Abrão caminhou por entre os animais. E durante toda tarde, espantou as aves de rapina que vinham se alimentar da carne. E no cair da noite, ele dormiu. E em seus sonhos, Deus lhe falou sobre o futuro. Abrão ouviu sobre uma nação sendo peregrina numa terra estranha. Ali, eles seriam escravizados e afligidos por muitos anos. Porém, em meio a este sofrimento, se multiplicariam aos milhares. Eles voltariam para casa, vitoriosos, tão numerosos quanto as estrelas do céu.

Enquanto sonhava, a escuridão noturna foi iluminada por uma coluna incandescente que desceu dos céus, e uma tocha flamejante caminhou por entre os animais partidos. E a “voz” tão conhecida, ecoou como um trovão, acordando Abrão de seu sono:

- Desde o Egito, até o grande rio Eufrates.... Toda esta terra, eu dou a você e a seus filhos!

Um tratado perpétuo. Naquela noite, Deus selou um pacto com Abrão. Nos moldes que o homem conseguia entender a dimensão. Aliança de Sangue. Um rastro de fogo marcava o chão. A carne do sacrífico incinerada pelas labaredas. A voz caminhando pela terra. A caneta divina incendiou os pergaminhos humanos. Deus e homem cruzaram juntos o limiar sacrifical. Mãos dadas. Contrato assinado. Sócio de Deus.
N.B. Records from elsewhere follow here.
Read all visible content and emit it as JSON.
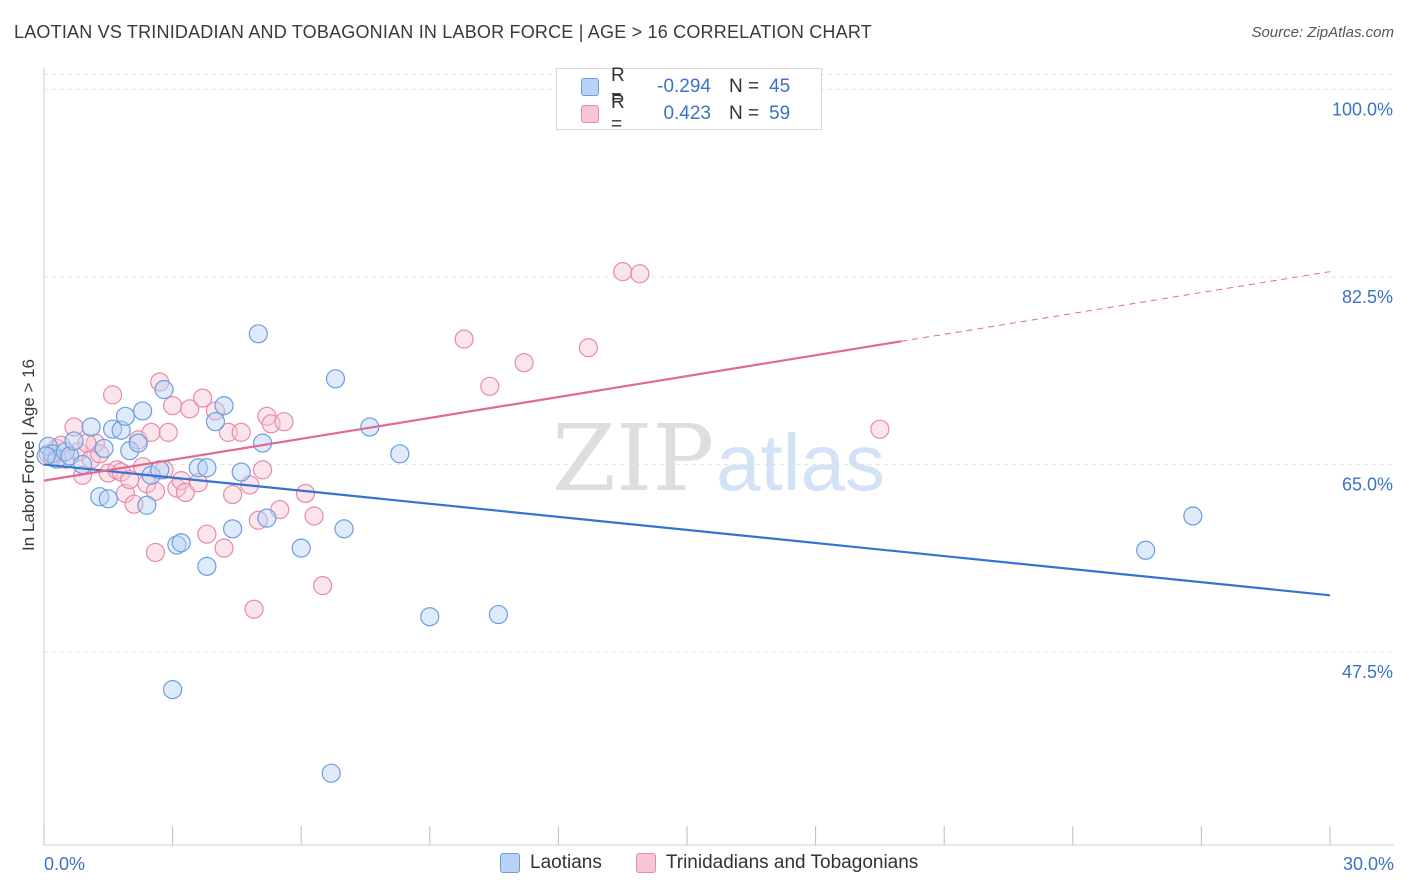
{
  "header": {
    "title": "LAOTIAN VS TRINIDADIAN AND TOBAGONIAN IN LABOR FORCE | AGE > 16 CORRELATION CHART",
    "source": "Source: ZipAtlas.com"
  },
  "legend": {
    "rows": [
      {
        "r_label": "R =",
        "r_value": "-0.294",
        "n_label": "N =",
        "n_value": "45"
      },
      {
        "r_label": "R =",
        "r_value": "0.423",
        "n_label": "N =",
        "n_value": "59"
      }
    ]
  },
  "watermark": {
    "zip": "ZIP",
    "atlas": "atlas"
  },
  "colors": {
    "blue_fill": "#b9d2f5",
    "blue_stroke": "#6a9ee0",
    "blue_line": "#3474d0",
    "pink_fill": "#f7c6d6",
    "pink_stroke": "#e88aa8",
    "pink_line": "#e06a93",
    "grid": "#e4e4e4",
    "tick_text": "#3b73c4"
  },
  "chart_data": {
    "type": "scatter",
    "title": "LAOTIAN VS TRINIDADIAN AND TOBAGONIAN IN LABOR FORCE | AGE > 16 CORRELATION CHART",
    "xlabel": "",
    "ylabel": "In Labor Force | Age > 16",
    "xlim": [
      0,
      30
    ],
    "ylim": [
      29.5,
      102
    ],
    "x_tick_labels": [
      "0.0%",
      "30.0%"
    ],
    "y_ticks": [
      47.5,
      65.0,
      82.5,
      100.0
    ],
    "y_tick_labels": [
      "47.5%",
      "65.0%",
      "82.5%",
      "100.0%"
    ],
    "grid": true,
    "series": [
      {
        "name": "Laotians",
        "color": "#6a9ee0",
        "trend": {
          "x": [
            0,
            30
          ],
          "y": [
            65.0,
            52.8
          ]
        },
        "points": [
          [
            0.1,
            66.7
          ],
          [
            0.2,
            66.0
          ],
          [
            0.3,
            65.5
          ],
          [
            0.5,
            66.2
          ],
          [
            0.6,
            65.8
          ],
          [
            0.7,
            67.2
          ],
          [
            0.9,
            65.0
          ],
          [
            1.1,
            68.5
          ],
          [
            1.3,
            62.0
          ],
          [
            1.4,
            66.5
          ],
          [
            1.5,
            61.8
          ],
          [
            1.6,
            68.3
          ],
          [
            1.8,
            68.2
          ],
          [
            1.9,
            69.5
          ],
          [
            2.0,
            66.3
          ],
          [
            2.2,
            67.0
          ],
          [
            2.3,
            70.0
          ],
          [
            2.4,
            61.2
          ],
          [
            2.5,
            64.0
          ],
          [
            2.7,
            64.5
          ],
          [
            2.8,
            72.0
          ],
          [
            3.1,
            57.5
          ],
          [
            3.2,
            57.7
          ],
          [
            3.6,
            64.7
          ],
          [
            3.8,
            64.7
          ],
          [
            3.8,
            55.5
          ],
          [
            4.0,
            69.0
          ],
          [
            4.2,
            70.5
          ],
          [
            4.4,
            59.0
          ],
          [
            4.6,
            64.3
          ],
          [
            5.0,
            77.2
          ],
          [
            5.1,
            67.0
          ],
          [
            5.2,
            60.0
          ],
          [
            6.0,
            57.2
          ],
          [
            6.8,
            73.0
          ],
          [
            7.0,
            59.0
          ],
          [
            7.6,
            68.5
          ],
          [
            8.3,
            66.0
          ],
          [
            9.0,
            50.8
          ],
          [
            10.6,
            51.0
          ],
          [
            3.0,
            44.0
          ],
          [
            6.7,
            36.2
          ],
          [
            25.7,
            57.0
          ],
          [
            26.8,
            60.2
          ],
          [
            0.05,
            65.8
          ]
        ]
      },
      {
        "name": "Trinidadians and Tobagonians",
        "color": "#e88aa8",
        "trend": {
          "x": [
            0,
            20
          ],
          "y": [
            63.5,
            76.5
          ]
        },
        "trend_extension": {
          "x": [
            20,
            30
          ],
          "y": [
            76.5,
            83.0
          ]
        },
        "points": [
          [
            0.1,
            66.0
          ],
          [
            0.3,
            66.5
          ],
          [
            0.5,
            65.5
          ],
          [
            0.7,
            68.5
          ],
          [
            0.8,
            66.2
          ],
          [
            0.9,
            64.0
          ],
          [
            1.1,
            65.5
          ],
          [
            1.2,
            67.0
          ],
          [
            1.3,
            66.0
          ],
          [
            1.5,
            64.2
          ],
          [
            1.6,
            71.5
          ],
          [
            1.7,
            64.5
          ],
          [
            1.8,
            64.3
          ],
          [
            1.9,
            62.3
          ],
          [
            2.0,
            63.6
          ],
          [
            2.1,
            61.3
          ],
          [
            2.2,
            67.3
          ],
          [
            2.4,
            63.2
          ],
          [
            2.5,
            68.0
          ],
          [
            2.6,
            62.5
          ],
          [
            2.6,
            56.8
          ],
          [
            2.7,
            72.7
          ],
          [
            2.8,
            64.5
          ],
          [
            2.9,
            68.0
          ],
          [
            3.0,
            70.5
          ],
          [
            3.1,
            62.8
          ],
          [
            3.2,
            63.5
          ],
          [
            3.3,
            62.4
          ],
          [
            3.4,
            70.2
          ],
          [
            3.6,
            63.3
          ],
          [
            3.7,
            71.2
          ],
          [
            3.8,
            58.5
          ],
          [
            4.0,
            70.0
          ],
          [
            4.2,
            57.2
          ],
          [
            4.3,
            68.0
          ],
          [
            4.4,
            62.2
          ],
          [
            4.6,
            68.0
          ],
          [
            4.8,
            63.1
          ],
          [
            4.9,
            51.5
          ],
          [
            5.0,
            59.8
          ],
          [
            5.1,
            64.5
          ],
          [
            5.2,
            69.5
          ],
          [
            5.3,
            68.8
          ],
          [
            5.5,
            60.8
          ],
          [
            5.6,
            69.0
          ],
          [
            6.1,
            62.3
          ],
          [
            6.3,
            60.2
          ],
          [
            6.5,
            53.7
          ],
          [
            9.8,
            76.7
          ],
          [
            10.4,
            72.3
          ],
          [
            11.2,
            74.5
          ],
          [
            12.7,
            75.9
          ],
          [
            13.5,
            83.0
          ],
          [
            13.9,
            82.8
          ],
          [
            19.5,
            68.3
          ],
          [
            0.2,
            65.7
          ],
          [
            0.4,
            66.8
          ],
          [
            1.0,
            67.0
          ],
          [
            2.3,
            64.8
          ]
        ]
      }
    ],
    "legend": [
      "Laotians",
      "Trinidadians and Tobagonians"
    ]
  }
}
Abrão seria chamado de Abraão, “Pai de Nações”. Sarai, passaria a ser conhecida como Sara, “Mãe de Nações”. E Deus, também ganharia um background. Ainda hoje, o chamamos de “O Deus de Abraão, Isaque e Jacó”. Deus de Palavra. Deus de Aliança.

Nunca duvide da voz de Deus, e nem questione suas promessas. Para nós, a palavra do Senhor está embasada em Aliança de Sangue. Um contrato redigido, registrado e validado na Cruz do Calvário, onde o próprio Deus se partiu por nós. Uma prova cabal de seu comprometimento.

Me permita te dar um conselho. Quando se sentir tentado a duvidar do Senhor, abra a gaveta história, e releia a cópia deste contrato que está impressa em sua própria vida. E atente-se ao verso do documento, onde em anexo, está fixado um vigoroso fio de bigode branco, muito mais alvo do que a neve.  Contrato firmado nos céus e na terra. Em especificações divinas e humanas. Valido e garantido. Benéfico para ambas as partes. Parafraseando a canção “Livro da Vida” (do conjunto Voz da Verdade), “ele foi escrito com pena eterna, e o escritor foi o meu Criador, e esta tinta jamais se apaga, é o sangue do nosso Senhor! ”

Os diálogos e eventos citados neste texto, foram adaptados dos relatos registrados nos capítulos 11, 12, 13, 14, 15, 16 e 17 de Gêneses.